Par Sofiene Ben Hamida
Le parti islamiste Ennahdha a finalement annoncé ses véritables intentions. Le conseil de la Choura d’Ennahdha a rendu public sa position concernant deux points essentiels pour les islamistes, en l’occurrence la présidence du conseil des ministres et la présidence de l’Assemblée des représentants du peuple (ARP). Les islamistes présentent donc leur chef Rached Ghannouchi à la présidence de l’ARP et ne semblent plus hostiles à l’idée d’un chef de gouvernement en dehors de leurs structures. Des noms ont même été mentionnés durant les débats du conseil de la Choura.

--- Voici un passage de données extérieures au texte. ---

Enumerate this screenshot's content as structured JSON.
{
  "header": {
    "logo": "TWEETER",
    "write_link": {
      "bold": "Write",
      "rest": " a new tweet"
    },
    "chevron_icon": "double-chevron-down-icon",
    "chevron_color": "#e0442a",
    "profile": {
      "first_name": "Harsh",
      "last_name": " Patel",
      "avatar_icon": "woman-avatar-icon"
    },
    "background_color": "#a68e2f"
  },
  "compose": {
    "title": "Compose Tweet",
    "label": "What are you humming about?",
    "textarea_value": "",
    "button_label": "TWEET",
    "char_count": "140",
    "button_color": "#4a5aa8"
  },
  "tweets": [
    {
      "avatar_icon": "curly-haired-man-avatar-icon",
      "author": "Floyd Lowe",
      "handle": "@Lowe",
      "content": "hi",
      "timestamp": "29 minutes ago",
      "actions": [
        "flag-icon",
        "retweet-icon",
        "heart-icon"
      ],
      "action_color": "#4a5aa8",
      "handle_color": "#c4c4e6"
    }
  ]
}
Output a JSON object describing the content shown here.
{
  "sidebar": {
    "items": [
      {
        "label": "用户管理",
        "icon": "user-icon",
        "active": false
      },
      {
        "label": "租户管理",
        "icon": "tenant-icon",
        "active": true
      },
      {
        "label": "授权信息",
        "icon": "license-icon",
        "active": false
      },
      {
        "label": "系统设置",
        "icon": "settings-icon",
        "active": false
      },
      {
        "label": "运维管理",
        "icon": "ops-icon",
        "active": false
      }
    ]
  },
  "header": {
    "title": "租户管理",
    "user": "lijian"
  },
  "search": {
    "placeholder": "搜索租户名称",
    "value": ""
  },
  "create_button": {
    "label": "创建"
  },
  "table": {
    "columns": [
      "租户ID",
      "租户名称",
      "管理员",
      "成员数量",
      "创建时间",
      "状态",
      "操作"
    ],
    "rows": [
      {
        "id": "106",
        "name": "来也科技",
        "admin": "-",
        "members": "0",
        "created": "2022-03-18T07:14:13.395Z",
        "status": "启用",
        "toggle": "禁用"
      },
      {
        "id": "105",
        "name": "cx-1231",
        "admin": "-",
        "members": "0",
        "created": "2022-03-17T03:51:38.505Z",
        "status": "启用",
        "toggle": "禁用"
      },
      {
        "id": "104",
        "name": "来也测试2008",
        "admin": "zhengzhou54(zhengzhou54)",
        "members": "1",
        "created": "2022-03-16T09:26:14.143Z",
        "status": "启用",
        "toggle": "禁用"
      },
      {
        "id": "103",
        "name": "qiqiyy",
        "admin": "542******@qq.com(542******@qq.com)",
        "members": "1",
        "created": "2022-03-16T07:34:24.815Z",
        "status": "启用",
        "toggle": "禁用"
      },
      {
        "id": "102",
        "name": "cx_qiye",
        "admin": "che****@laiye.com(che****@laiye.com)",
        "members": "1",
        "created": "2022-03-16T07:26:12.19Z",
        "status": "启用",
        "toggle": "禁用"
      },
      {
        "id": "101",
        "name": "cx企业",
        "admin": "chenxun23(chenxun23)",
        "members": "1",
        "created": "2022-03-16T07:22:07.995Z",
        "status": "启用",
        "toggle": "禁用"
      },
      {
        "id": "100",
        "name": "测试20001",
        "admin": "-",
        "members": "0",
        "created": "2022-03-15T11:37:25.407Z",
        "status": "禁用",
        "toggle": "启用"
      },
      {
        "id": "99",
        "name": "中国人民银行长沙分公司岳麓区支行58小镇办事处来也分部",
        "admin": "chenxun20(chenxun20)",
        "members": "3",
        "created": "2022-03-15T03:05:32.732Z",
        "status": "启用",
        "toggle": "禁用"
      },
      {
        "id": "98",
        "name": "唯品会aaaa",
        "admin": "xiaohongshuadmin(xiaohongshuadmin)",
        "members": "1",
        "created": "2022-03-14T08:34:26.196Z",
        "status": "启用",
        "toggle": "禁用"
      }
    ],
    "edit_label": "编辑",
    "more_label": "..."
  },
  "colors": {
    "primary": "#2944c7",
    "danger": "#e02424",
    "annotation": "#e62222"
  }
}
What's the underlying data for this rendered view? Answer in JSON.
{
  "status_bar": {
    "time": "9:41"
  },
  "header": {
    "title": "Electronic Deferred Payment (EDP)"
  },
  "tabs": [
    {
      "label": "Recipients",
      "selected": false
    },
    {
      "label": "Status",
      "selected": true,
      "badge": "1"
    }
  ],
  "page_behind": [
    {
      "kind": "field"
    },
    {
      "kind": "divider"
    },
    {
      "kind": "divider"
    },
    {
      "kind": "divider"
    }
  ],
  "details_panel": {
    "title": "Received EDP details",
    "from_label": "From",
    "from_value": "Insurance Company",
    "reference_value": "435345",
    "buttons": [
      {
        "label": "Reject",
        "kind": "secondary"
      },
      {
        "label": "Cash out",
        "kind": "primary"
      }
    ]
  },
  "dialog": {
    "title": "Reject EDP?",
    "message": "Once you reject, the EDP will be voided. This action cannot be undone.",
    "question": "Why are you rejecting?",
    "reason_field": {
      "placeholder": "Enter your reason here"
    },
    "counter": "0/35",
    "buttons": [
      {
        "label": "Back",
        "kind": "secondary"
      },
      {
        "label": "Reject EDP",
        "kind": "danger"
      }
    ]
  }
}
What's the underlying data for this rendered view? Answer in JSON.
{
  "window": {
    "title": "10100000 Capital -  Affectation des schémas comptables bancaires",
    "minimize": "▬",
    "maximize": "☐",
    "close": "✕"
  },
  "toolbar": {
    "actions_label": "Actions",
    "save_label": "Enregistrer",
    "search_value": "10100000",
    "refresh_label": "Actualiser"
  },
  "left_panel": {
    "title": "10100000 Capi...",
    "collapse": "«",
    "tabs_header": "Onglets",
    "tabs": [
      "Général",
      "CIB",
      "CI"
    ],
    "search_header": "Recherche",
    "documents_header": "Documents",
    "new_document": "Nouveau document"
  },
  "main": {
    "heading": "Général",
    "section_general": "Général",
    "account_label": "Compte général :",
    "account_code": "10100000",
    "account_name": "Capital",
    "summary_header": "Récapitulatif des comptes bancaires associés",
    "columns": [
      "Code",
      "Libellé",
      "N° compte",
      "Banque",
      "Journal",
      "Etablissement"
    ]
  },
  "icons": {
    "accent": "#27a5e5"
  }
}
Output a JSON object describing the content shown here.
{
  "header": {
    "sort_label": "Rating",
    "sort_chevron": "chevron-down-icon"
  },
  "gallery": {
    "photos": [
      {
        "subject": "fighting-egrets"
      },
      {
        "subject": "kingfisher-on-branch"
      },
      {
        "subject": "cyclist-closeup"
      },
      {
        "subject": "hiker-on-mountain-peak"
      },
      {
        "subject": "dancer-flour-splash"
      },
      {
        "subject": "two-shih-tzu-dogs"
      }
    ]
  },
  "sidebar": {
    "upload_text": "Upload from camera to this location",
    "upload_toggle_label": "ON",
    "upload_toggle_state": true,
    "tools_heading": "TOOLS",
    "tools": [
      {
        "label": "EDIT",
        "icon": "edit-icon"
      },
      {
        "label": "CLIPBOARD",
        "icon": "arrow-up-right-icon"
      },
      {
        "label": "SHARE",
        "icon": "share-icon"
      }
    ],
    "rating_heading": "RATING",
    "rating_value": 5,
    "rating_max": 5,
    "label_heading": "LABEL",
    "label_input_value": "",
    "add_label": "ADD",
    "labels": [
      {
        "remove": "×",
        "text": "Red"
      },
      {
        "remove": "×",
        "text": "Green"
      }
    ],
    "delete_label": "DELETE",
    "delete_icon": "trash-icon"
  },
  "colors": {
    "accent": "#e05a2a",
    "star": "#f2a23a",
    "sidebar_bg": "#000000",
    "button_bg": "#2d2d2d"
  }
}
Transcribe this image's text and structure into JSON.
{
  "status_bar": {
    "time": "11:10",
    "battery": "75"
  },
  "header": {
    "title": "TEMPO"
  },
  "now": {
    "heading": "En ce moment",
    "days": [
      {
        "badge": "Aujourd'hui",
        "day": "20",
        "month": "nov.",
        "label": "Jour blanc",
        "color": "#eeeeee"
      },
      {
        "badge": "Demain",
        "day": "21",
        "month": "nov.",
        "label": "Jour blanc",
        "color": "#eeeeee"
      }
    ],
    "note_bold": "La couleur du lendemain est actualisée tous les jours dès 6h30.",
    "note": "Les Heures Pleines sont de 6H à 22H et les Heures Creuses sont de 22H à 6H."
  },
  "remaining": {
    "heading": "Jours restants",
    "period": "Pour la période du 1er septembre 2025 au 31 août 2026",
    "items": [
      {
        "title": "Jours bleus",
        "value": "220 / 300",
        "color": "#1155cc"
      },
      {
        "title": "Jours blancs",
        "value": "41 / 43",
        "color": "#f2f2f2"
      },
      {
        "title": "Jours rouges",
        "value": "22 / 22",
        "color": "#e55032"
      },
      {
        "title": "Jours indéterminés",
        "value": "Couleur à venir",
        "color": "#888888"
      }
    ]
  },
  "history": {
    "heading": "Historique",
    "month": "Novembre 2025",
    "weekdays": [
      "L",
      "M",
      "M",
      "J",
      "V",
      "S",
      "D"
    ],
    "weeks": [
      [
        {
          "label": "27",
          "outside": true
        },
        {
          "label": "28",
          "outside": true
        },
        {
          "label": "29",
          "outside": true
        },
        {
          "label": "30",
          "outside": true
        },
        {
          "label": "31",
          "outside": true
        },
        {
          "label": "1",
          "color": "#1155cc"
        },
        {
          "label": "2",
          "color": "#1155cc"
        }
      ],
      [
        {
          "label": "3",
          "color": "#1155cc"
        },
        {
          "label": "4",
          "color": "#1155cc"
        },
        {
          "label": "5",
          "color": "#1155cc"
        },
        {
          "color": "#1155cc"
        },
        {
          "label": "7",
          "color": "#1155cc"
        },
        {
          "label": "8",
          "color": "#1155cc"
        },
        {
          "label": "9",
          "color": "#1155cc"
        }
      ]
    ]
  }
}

Dans ces décisions, il n’y a aucune surprise. Ceux qui observent la scène politique tunisienne savent que dès l’instant de la présentation de la candidature de Rached Ghannouchi pour les élections législatives, le parti islamiste a décidé de s’accaparer la présidence du parlement. Bien entendu, sur le plan théorique, rien n’empêche Ennahdha de présenter son chef comme chef de gouvernement par la suite, qu’il soit député ou pas. Mais dans la pratique, cette option est écartée dés le départ pour au moins trois raisons.
La première est en rapport avec la volonté des islamistes d’éviter une surexposition de leur patron et de lui épargner les flots des critiques qui ne tarderont pas à fuser de toute part contre le prochain gouvernement.
La seconde est en rapport avec l’incompétence évidente de Rached Ghannouchi pour un tel poste. En effet le chef des islamistes tunisiens n’a jamais connu l’administration et semble ignorer tout des questions économiques qui seront au centre de l’action gouvernementale au cours des années qui suivront.
Quant à la troisième raison, elle concerne l’âge avancé de Ghannouchi et son état de santé, incompatibles avec les charges d’un chef de gouvernement dynamique dont le pays a besoin. D’ailleurs, citer le nom de l’octogénaire ancien président de la constituante, Mustapha Ben Jaâfar, comme chef de gouvernement probable par les islamistes est incongru, sauf s’ils veulent l’utiliser comme paravent pour cacher leur véritable candidat dont l’identité ne sera dévoilée qu’au dernier moment.
Le problème pour Ennahdha, c’est que le chemin de Ghannouchi pour la plus haute marche du parlement est semé d’embûches. Il ne dispose réellement que des voix des députés de son parti et de ceux de la coalition Al Karama, ce qui est trop peu et ne dépasse pas les 69 voix. Les quarante à cinquante voix restantes doivent être âprement négociées avec Attayar qui serait tenté par la présentation de la candidature de Samia Abbou à la présidence du parlement, ce qui lui donnerait des atouts supplémentaires dans ses négociations avec les islamistes concernant le prochain gouvernement.
Ces voix manquantes seront aussi très difficiles à collecter dans le camp de Qalb tounes qui, lui aussi, cherche à améliorer les conditions de négociation avec les islamistes concernant le prochain gouvernement et a avancé le pion Ridha Charfeddine, comme candidat surprise à la présidence de l’ARP, dans une manœuvre, tout aussi incongrue, mais qui peut s’avérer efficace.
Le mouvement Echâab est tenté, pour sa part, de présenter un concurrent à Ghannouchi en la personne de Safi Saïd. Mais quoi qu’il en soit, il serait surprenant de voir les députés unionistes arabes voter pour le candidat des islamistes sans de lourdes concessions de la part d’Ennahdha, qui dépassent de loin le simple retour de Salem Labiadh à la tête du département de l’éducation.
Quant à Tahya Tounes, son chef est depuis longtemps en parfaite harmonie avec les islamistes. Mais cela est presque insignifiant pour les islamistes du fait que les députés du groupe parlementaire Tahya Tounes ne sont pas nombreux et que nul ne peut garantir la discipline au sein de ce groupe.
Pour la première fois donc, le parti islamiste qui a toujours décidé de la cadence de ses manœuvres et avait gagné ses adversaires à l’usure, se trouve traqué par le temps et acculé à faire des concessions à ses partenaires.